Their star expert witness, Raquel Gur, director of the Schizophrenia Research Center at the University of Pennsylvania, spent a grueling 4 days on the stand defending her diagnosis that Holmes was legally insane.

"He was not capable of differentiating between right and wrong," Gur said on Thursday. The noted psychiatrist and author once examined Unabomber Ted Kaczynski and Arizona mass shooter Jared Loughner.

"He was not capable of understanding that the people that he was going to kill wanted to live."

2 court-appointed psychiatrists reached a different conclusion: while Holmes is severely mentally ill, they have told jurors, he was legally sane when he planned and carried out the massacre.

Holmes did not testify in his own defense.

Throughout the trial he has displayed almost no reaction to the parade of more than 200 victims, law enforcement officials, medical workers and other witnesses who took the stand, just a few feet in front of where he sat tethered to the floor beneath the desk used by his attorneys.

Sometimes he turned his head to watch videos of himself played on a court television. Responding with 1-word answers, he told Arapahoe County District Court Judge Carlos Samour on Thursday that he understood his decision not to testify.

Holmes has pleaded not guilty by reason of insanity, and if the jury agrees he would avoid the death penalty. Under Colorado law, the prosecution must prove he was sane for him to be found guilty of multiple counts of 1st-degree murder and attempted murder. District Attorney George Brauchler attacked Gur's testimony during lengthy cross-examination.
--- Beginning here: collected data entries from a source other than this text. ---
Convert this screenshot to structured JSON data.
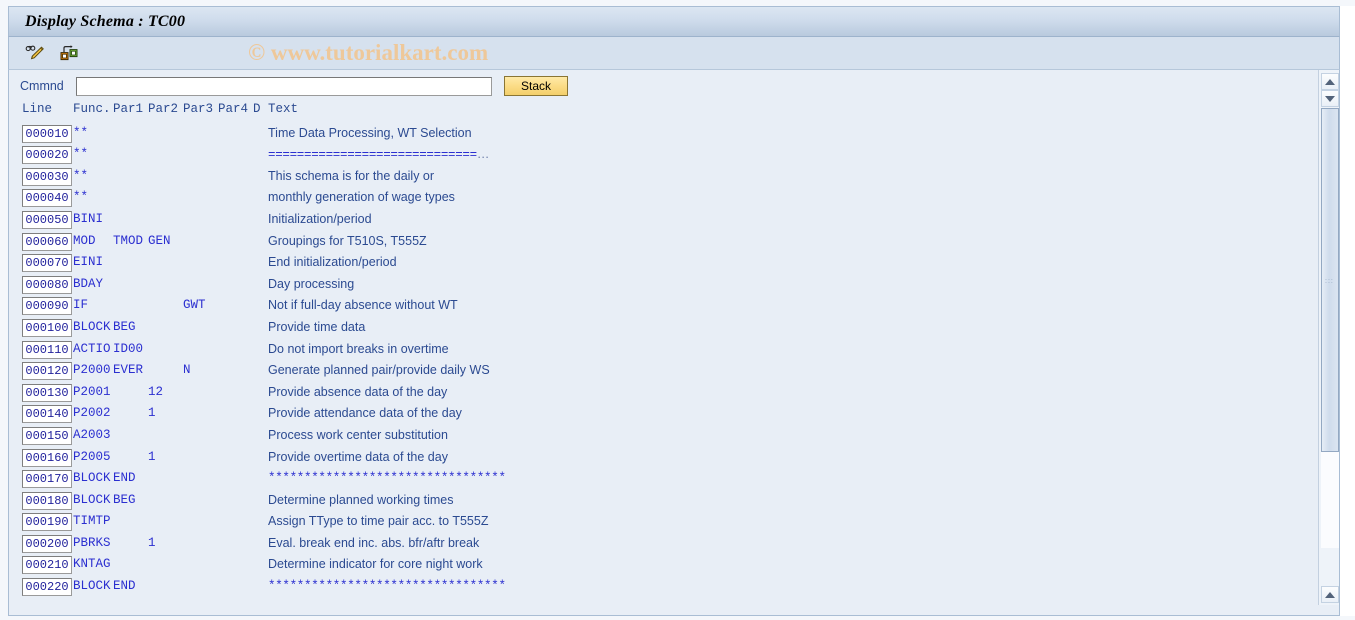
{
  "window": {
    "title": "Display Schema : TC00",
    "watermark": "© www.tutorialkart.com"
  },
  "toolbar": {
    "buttons": [
      {
        "name": "display-change-icon",
        "tooltip": "Display <-> Change"
      },
      {
        "name": "hierarchy-icon",
        "tooltip": "Structure / Hierarchy"
      }
    ]
  },
  "command": {
    "label": "Cmmnd",
    "value": "",
    "placeholder": "",
    "stack_label": "Stack"
  },
  "table": {
    "headers": {
      "line": "Line",
      "func": "Func.",
      "par1": "Par1",
      "par2": "Par2",
      "par3": "Par3",
      "par4": "Par4",
      "d": "D",
      "text": "Text"
    },
    "rows": [
      {
        "line": "000010",
        "func": "**",
        "par1": "",
        "par2": "",
        "par3": "",
        "par4": "",
        "d": "",
        "text": "Time Data Processing, WT Selection",
        "sep": false
      },
      {
        "line": "000020",
        "func": "**",
        "par1": "",
        "par2": "",
        "par3": "",
        "par4": "",
        "d": "",
        "text": "=============================",
        "sep": true,
        "ellipsis": true
      },
      {
        "line": "000030",
        "func": "**",
        "par1": "",
        "par2": "",
        "par3": "",
        "par4": "",
        "d": "",
        "text": "This schema is for the daily or",
        "sep": false
      },
      {
        "line": "000040",
        "func": "**",
        "par1": "",
        "par2": "",
        "par3": "",
        "par4": "",
        "d": "",
        "text": "monthly generation of wage types",
        "sep": false
      },
      {
        "line": "000050",
        "func": "BINI",
        "par1": "",
        "par2": "",
        "par3": "",
        "par4": "",
        "d": "",
        "text": "Initialization/period",
        "sep": false
      },
      {
        "line": "000060",
        "func": "MOD",
        "par1": "TMOD",
        "par2": "GEN",
        "par3": "",
        "par4": "",
        "d": "",
        "text": "Groupings for T510S, T555Z",
        "sep": false
      },
      {
        "line": "000070",
        "func": "EINI",
        "par1": "",
        "par2": "",
        "par3": "",
        "par4": "",
        "d": "",
        "text": "End initialization/period",
        "sep": false
      },
      {
        "line": "000080",
        "func": "BDAY",
        "par1": "",
        "par2": "",
        "par3": "",
        "par4": "",
        "d": "",
        "text": "Day processing",
        "sep": false
      },
      {
        "line": "000090",
        "func": "IF",
        "par1": "",
        "par2": "",
        "par3": "GWT",
        "par4": "",
        "d": "",
        "text": "Not if full-day absence without WT",
        "sep": false
      },
      {
        "line": "000100",
        "func": "BLOCK",
        "par1": "BEG",
        "par2": "",
        "par3": "",
        "par4": "",
        "d": "",
        "text": "Provide time data",
        "sep": false
      },
      {
        "line": "000110",
        "func": "ACTIO",
        "par1": "ID00",
        "par2": "",
        "par3": "",
        "par4": "",
        "d": "",
        "text": "Do not import breaks in overtime",
        "sep": false
      },
      {
        "line": "000120",
        "func": "P2000",
        "par1": "EVER",
        "par2": "",
        "par3": "N",
        "par4": "",
        "d": "",
        "text": "Generate planned pair/provide daily WS",
        "sep": false
      },
      {
        "line": "000130",
        "func": "P2001",
        "par1": "",
        "par2": "12",
        "par3": "",
        "par4": "",
        "d": "",
        "text": "Provide absence data of the day",
        "sep": false
      },
      {
        "line": "000140",
        "func": "P2002",
        "par1": "",
        "par2": "1",
        "par3": "",
        "par4": "",
        "d": "",
        "text": "Provide attendance data of the day",
        "sep": false
      },
      {
        "line": "000150",
        "func": "A2003",
        "par1": "",
        "par2": "",
        "par3": "",
        "par4": "",
        "d": "",
        "text": "Process work center substitution",
        "sep": false
      },
      {
        "line": "000160",
        "func": "P2005",
        "par1": "",
        "par2": "1",
        "par3": "",
        "par4": "",
        "d": "",
        "text": "Provide overtime data of the day",
        "sep": false
      },
      {
        "line": "000170",
        "func": "BLOCK",
        "par1": "END",
        "par2": "",
        "par3": "",
        "par4": "",
        "d": "",
        "text": "*********************************",
        "sep": true
      },
      {
        "line": "000180",
        "func": "BLOCK",
        "par1": "BEG",
        "par2": "",
        "par3": "",
        "par4": "",
        "d": "",
        "text": "Determine planned working times",
        "sep": false
      },
      {
        "line": "000190",
        "func": "TIMTP",
        "par1": "",
        "par2": "",
        "par3": "",
        "par4": "",
        "d": "",
        "text": "Assign TType to time pair acc. to T555Z",
        "sep": false
      },
      {
        "line": "000200",
        "func": "PBRKS",
        "par1": "",
        "par2": "1",
        "par3": "",
        "par4": "",
        "d": "",
        "text": "Eval. break end inc. abs. bfr/aftr break",
        "sep": false
      },
      {
        "line": "000210",
        "func": "KNTAG",
        "par1": "",
        "par2": "",
        "par3": "",
        "par4": "",
        "d": "",
        "text": "Determine indicator for core night work",
        "sep": false
      },
      {
        "line": "000220",
        "func": "BLOCK",
        "par1": "END",
        "par2": "",
        "par3": "",
        "par4": "",
        "d": "",
        "text": "*********************************",
        "sep": true
      }
    ]
  },
  "colors": {
    "title_gradient_top": "#dce6f2",
    "title_gradient_bottom": "#b9cade",
    "toolbar_bg": "#d6e1ee",
    "content_bg": "#e8eef6",
    "label_blue": "#2b4a91",
    "code_blue": "#2b2fd0",
    "watermark": "#eec89a",
    "stack_button": "#fbdc86"
  },
  "scrollbar": {
    "up_arrow": "scroll-up-arrow",
    "down_arrow": "scroll-down-arrow",
    "bottom_arrow": "scroll-bottom-arrow"
  }
}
Suggesting she neglected important indicators of Holmes' state of mind, he said she failed to take detailed notes, and wrote a much shorter report than the court-appointed psychiatrists.

"Why not just send in a postcard?" Brauchler asked.

Jurors have posed questions to many witnesses, and Gur faced more than 50 written queries from the jury that were read to her by the judge.

They included whether she considered other diagnoses such as autism. She replied that she did. "The presentation was most consistent with ... schizophrenia," Gur said.